This has been the year of the California poppy (Eschscholzia californica). Last fall I liberally sprinkled poppy seeds over the driveway succulent bed that separates our property from our neighbor’s. Since our winter was abnormally dry, it took a while for the seedlings to get going, but the intermittent rains we’ve had in March and April really helped. To borrow a popular saying, right now it’s difficult to see the succulents for the poppies!
Agave ‘Sun Glow’ dwarfed by the California poppies
I like the ratio between poppies and succulents/perennials so I won’t let them all go to seed. In fact, next fall I plan to sow Mexican gold poppies (Eschscholzia californica ssp. mexicana).
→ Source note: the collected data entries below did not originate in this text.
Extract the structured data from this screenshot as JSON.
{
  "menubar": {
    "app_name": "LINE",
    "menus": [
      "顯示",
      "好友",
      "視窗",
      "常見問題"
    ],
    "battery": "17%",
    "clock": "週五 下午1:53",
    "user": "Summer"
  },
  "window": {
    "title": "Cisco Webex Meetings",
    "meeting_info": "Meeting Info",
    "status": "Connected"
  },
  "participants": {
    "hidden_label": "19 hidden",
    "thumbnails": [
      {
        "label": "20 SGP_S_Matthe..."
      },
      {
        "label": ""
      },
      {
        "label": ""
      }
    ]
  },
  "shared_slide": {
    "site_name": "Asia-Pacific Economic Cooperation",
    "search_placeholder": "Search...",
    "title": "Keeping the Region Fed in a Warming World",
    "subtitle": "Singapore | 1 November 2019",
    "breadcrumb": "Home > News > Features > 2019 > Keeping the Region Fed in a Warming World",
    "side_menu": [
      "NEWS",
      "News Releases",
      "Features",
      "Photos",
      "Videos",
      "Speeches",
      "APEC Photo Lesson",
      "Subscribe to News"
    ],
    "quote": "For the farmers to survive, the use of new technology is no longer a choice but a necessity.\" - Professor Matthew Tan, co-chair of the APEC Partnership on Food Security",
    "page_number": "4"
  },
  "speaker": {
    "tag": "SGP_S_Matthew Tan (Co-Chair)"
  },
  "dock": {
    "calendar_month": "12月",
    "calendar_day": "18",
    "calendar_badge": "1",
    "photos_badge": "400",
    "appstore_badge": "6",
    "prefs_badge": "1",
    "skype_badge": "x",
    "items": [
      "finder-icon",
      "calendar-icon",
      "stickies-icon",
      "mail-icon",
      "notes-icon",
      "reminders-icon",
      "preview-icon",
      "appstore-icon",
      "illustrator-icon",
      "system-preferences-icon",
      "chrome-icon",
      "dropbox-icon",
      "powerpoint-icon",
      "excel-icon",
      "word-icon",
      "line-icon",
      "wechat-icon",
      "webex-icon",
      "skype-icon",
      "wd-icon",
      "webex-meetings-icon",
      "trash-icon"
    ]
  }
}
They’re shorter than the species and have more golden flowers.
By the way, the white poppies are a cultivar called ‘White Linen’, and the red ones are called ‘Red Chief’. The orange ones, of course, are the species itself, Eschscholzia californica.
Eschscholzia californica ‘White Linen’ and species
Check out the little guy growing in a crack! California poppies actually prefer inhospitable situations.
Agave ‘Sun Glow’
Extension of the driveway succulent bed. The agave all the way on the left is Agave desmettiana ‘Joe Hoak’.
Eryngium agavifolium (bottom left), Agave montana (center left), Penstemon heterophyllus ‘Margarita BOP’ (purple, top), Penstemon gloxinoides ‘Firebird’ (red, top), Dioon edule ‘Palma Sola’ (right)
Eryngium agavifolium (foreground), Agave montana (center left), Penstemon heterophyllus ‘Margarita BOP’ (purple, top left), Penstemon gloxinoides ‘Firebird’ (red, top right)
Penstemon heterophyllus ‘Margarita BOP’ and Cistanthe grandiflora (formerly known as Calandrinia grandiflora or rock purslane)
Aloe cryptopoda (left), Agave ovatifolia ‘Frosty Blue’ (right)
‘Desert Museum’ palo verde (Parkinsonia ‘Desert Museum’). All our palo verdes are setting buds; I’ll have a separate post once they are in bloom.
Today it’s been raining on and off since early morning so I expect the poppy bloom to last for another couple of weeks. It’s been a weird winter and spring, but ultimately a very rewarding one.